|Title||Electrophysiological correlates of thalamocortical function in acute severe traumatic brain injury.|
|Publication Type||Journal Article|
|Year of Publication||2022|
|Authors||Curley WH, Bodien YG, Zhou DW, Conte MM, Foulkes AS, Giacino JT, Victor JD, Schiff ND, Edlow BL|
|Date Published||2022 Apr 15|
Tools assaying the neural networks that modulate consciousness may facilitate tracking of recovery after acute severe brain injury. The ABCD framework classifies resting-state EEG into categories reflecting levels of thalamocortical network function that correlate with outcome in post-cardiac arrest coma. In this longitudinal cohort study, we applied the ABCD framework to 20 patients with acute severe traumatic brain injury requiring intensive care (12 of whom were also studied at ≥6-months post-injury) and 16 healthy controls. We tested four hypotheses: 1) EEG ABCD classifications are spatially heterogeneous and temporally variable; 2) ABCD classifications improve longitudinally, commensurate with the degree of behavioral recovery; 3) ABCD classifications correlate with behavioral level of consciousness; and 4) the Coma Recovery Scale-Revised arousal facilitation protocol yields improved ABCD classifications.
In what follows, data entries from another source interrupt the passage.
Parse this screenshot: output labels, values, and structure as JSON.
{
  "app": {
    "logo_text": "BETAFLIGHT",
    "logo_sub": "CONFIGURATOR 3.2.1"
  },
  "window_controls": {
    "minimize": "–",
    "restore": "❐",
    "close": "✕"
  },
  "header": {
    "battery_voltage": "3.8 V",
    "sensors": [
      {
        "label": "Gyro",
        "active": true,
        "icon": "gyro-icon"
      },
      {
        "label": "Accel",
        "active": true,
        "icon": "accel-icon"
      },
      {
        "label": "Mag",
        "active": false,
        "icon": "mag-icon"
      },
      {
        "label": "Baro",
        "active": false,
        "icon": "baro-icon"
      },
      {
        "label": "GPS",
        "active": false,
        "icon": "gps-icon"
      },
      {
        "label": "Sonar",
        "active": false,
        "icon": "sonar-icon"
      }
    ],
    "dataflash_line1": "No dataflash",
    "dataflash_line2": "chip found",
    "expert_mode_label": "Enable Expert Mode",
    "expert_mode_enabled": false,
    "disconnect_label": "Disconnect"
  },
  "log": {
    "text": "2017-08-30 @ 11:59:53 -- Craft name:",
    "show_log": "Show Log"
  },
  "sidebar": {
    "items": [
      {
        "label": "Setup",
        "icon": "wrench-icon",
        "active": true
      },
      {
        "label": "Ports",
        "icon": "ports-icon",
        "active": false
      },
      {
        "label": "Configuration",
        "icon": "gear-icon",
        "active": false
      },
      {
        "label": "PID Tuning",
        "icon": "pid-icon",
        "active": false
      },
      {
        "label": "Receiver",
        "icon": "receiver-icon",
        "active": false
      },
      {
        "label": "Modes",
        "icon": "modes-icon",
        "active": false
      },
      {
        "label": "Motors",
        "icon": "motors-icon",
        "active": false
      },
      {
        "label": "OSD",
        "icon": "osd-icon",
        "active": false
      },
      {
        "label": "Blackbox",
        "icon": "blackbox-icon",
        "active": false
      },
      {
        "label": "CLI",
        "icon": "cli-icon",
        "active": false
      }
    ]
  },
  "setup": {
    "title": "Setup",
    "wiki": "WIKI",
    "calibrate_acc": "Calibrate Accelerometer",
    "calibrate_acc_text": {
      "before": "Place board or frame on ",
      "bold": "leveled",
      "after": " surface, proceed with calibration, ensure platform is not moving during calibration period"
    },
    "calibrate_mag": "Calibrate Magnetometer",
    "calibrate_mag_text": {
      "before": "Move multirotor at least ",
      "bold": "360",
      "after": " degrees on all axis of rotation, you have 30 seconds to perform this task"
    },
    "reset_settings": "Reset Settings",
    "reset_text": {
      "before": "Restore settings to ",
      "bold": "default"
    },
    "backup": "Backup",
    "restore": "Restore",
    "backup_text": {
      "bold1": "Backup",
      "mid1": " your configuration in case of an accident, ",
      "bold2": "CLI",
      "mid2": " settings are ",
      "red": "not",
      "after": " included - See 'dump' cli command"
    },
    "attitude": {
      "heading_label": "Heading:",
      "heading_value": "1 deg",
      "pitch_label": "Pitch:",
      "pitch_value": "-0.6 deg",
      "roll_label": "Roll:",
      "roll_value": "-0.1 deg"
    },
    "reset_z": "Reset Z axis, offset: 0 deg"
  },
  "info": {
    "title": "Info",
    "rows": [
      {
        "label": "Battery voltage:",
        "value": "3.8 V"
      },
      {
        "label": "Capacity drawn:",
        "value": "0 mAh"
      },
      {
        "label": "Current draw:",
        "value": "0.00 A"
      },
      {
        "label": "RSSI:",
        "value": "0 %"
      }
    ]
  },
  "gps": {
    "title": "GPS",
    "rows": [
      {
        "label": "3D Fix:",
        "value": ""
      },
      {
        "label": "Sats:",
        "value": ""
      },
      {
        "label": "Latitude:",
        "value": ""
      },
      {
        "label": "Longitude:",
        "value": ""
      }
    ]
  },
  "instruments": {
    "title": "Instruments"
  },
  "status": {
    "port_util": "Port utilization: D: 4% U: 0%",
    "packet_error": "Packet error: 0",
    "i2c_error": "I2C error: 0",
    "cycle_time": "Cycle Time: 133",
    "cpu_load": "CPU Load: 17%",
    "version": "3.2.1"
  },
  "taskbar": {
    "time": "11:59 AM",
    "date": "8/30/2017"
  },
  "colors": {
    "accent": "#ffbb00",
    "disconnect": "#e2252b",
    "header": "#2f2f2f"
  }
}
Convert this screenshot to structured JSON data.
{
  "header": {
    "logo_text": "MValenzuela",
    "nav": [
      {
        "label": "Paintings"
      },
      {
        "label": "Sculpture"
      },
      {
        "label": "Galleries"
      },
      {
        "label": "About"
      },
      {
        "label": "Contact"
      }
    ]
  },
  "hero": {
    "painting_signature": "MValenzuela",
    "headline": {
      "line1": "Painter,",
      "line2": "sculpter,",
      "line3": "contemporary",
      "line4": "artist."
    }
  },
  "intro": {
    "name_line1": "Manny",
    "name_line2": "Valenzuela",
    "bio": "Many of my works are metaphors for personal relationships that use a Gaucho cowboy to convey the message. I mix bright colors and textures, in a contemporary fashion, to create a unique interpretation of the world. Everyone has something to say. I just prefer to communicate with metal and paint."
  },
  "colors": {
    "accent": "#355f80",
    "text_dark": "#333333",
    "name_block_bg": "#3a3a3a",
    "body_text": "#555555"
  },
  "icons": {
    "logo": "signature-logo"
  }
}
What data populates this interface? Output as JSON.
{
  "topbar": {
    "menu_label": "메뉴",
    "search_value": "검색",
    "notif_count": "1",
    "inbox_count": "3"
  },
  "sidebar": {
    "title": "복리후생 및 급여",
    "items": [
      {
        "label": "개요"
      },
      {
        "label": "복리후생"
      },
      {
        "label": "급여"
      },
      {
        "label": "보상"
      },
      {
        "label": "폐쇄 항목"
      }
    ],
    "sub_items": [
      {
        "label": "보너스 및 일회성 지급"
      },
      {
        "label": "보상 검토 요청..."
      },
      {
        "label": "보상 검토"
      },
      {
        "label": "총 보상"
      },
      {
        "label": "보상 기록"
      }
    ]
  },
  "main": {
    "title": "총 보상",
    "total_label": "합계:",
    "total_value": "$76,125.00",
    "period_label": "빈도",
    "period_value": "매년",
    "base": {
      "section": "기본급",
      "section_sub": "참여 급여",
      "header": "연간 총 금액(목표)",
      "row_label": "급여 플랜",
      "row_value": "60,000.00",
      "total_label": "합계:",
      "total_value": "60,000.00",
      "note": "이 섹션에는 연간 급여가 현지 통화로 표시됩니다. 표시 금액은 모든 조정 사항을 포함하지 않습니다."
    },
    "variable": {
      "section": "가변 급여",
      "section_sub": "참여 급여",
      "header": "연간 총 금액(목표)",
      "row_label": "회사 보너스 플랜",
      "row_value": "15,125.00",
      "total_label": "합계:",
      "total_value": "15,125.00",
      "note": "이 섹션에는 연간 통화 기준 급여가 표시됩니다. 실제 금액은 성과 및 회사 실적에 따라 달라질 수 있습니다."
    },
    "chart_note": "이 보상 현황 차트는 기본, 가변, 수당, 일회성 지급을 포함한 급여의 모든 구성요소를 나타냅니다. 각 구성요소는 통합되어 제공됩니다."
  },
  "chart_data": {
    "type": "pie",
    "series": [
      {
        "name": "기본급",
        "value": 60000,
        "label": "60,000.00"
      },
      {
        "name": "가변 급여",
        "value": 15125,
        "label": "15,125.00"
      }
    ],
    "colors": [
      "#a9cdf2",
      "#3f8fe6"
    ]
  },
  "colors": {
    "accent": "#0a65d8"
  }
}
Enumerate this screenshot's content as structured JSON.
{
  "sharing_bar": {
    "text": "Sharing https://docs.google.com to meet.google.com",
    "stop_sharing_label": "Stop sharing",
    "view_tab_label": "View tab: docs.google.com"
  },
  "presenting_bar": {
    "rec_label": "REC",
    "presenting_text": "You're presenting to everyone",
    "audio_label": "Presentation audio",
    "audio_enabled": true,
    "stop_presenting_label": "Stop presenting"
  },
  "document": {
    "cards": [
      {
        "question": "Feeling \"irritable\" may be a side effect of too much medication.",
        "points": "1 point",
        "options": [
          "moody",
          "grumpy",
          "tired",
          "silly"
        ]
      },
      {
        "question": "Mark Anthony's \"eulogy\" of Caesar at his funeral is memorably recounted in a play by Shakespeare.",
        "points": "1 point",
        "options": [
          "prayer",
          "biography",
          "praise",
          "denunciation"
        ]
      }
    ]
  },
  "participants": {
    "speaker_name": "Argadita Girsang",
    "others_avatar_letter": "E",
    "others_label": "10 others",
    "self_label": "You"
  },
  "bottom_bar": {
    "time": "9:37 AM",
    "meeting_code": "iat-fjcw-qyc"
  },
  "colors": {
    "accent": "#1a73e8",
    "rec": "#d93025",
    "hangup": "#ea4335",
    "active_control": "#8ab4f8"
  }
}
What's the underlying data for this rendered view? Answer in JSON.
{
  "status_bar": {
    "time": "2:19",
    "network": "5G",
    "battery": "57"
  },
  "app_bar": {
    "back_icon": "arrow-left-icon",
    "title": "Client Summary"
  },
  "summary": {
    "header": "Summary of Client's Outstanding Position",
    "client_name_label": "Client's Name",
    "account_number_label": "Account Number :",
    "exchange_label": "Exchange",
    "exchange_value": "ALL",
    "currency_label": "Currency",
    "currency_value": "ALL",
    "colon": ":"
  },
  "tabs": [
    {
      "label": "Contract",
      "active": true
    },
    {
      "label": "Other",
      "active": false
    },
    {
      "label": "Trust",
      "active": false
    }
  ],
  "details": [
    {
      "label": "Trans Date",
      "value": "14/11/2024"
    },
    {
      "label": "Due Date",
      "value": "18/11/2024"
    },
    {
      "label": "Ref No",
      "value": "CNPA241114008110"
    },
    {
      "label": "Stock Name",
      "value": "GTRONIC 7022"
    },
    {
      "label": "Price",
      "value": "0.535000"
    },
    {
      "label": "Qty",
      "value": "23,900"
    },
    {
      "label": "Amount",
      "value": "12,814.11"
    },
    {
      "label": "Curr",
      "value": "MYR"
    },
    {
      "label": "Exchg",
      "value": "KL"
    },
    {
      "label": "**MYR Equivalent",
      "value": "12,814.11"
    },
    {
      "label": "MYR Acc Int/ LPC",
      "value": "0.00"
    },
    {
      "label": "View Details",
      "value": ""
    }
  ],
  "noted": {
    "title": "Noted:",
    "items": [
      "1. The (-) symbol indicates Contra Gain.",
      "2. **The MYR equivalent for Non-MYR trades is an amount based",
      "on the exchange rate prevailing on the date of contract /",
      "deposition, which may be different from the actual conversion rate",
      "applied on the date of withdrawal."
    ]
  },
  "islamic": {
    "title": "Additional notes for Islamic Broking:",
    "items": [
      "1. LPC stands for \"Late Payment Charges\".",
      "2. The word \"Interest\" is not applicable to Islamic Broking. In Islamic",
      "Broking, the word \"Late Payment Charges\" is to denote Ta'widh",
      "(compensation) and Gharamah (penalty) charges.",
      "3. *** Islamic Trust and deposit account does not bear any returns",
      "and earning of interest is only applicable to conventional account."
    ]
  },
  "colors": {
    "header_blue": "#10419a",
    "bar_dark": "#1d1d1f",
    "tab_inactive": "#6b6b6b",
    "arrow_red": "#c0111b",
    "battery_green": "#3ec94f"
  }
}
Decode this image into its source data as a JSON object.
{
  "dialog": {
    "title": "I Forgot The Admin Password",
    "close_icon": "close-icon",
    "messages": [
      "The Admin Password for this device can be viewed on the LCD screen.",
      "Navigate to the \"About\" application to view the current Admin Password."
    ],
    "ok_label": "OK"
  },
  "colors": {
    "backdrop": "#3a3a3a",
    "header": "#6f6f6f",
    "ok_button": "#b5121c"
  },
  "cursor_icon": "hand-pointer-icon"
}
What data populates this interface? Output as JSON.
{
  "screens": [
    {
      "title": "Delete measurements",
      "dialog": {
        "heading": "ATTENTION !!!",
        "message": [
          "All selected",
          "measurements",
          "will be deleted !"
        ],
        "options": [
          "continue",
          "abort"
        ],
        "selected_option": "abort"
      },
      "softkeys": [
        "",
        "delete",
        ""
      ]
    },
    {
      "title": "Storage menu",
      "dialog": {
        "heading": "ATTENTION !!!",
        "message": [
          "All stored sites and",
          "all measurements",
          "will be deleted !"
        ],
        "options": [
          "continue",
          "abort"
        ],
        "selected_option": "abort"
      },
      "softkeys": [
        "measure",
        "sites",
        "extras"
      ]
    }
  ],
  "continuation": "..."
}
Channel-level EEG power spectra were classified based on spectral peaks within pre-defined frequency bands: 'A' = no peaks above delta (<4 Hz) range (complete thalamocortical disruption); 'B' = theta (4-8 Hz) peak (severe thalamocortical disruption); 'C' = theta and beta (13-24 Hz) peaks (moderate thalamocortical disruption); or 'D' = alpha (8-13 Hz) and beta peaks (normal thalamocortical function). Acutely, 95% of patients demonstrated 'D' signals in at least one channel but exhibited within-session temporal variability and spatial heterogeneity in the proportion of different channel-level ABCD classifications. By contrast, healthy participants and patients at follow-up consistently demonstrated signals corresponding to intact thalamocortical network function. Patients demonstrated longitudinal improvement in ABCD classifications (p < .05) and ABCD classification distinguished patients with and without command-following in the subacute-to-chronic phase of recovery (p < .01). In patients studied acutely, ABCD classifications improved after the Coma Recovery Scale-Revised arousal facilitation protocol (p < .05) but did not correspond with behavioral level of consciousness. These findings support the use of the ABCD framework to characterize channel-level EEG dynamics and track fluctuations in functional thalamocortical network integrity in spatial detail.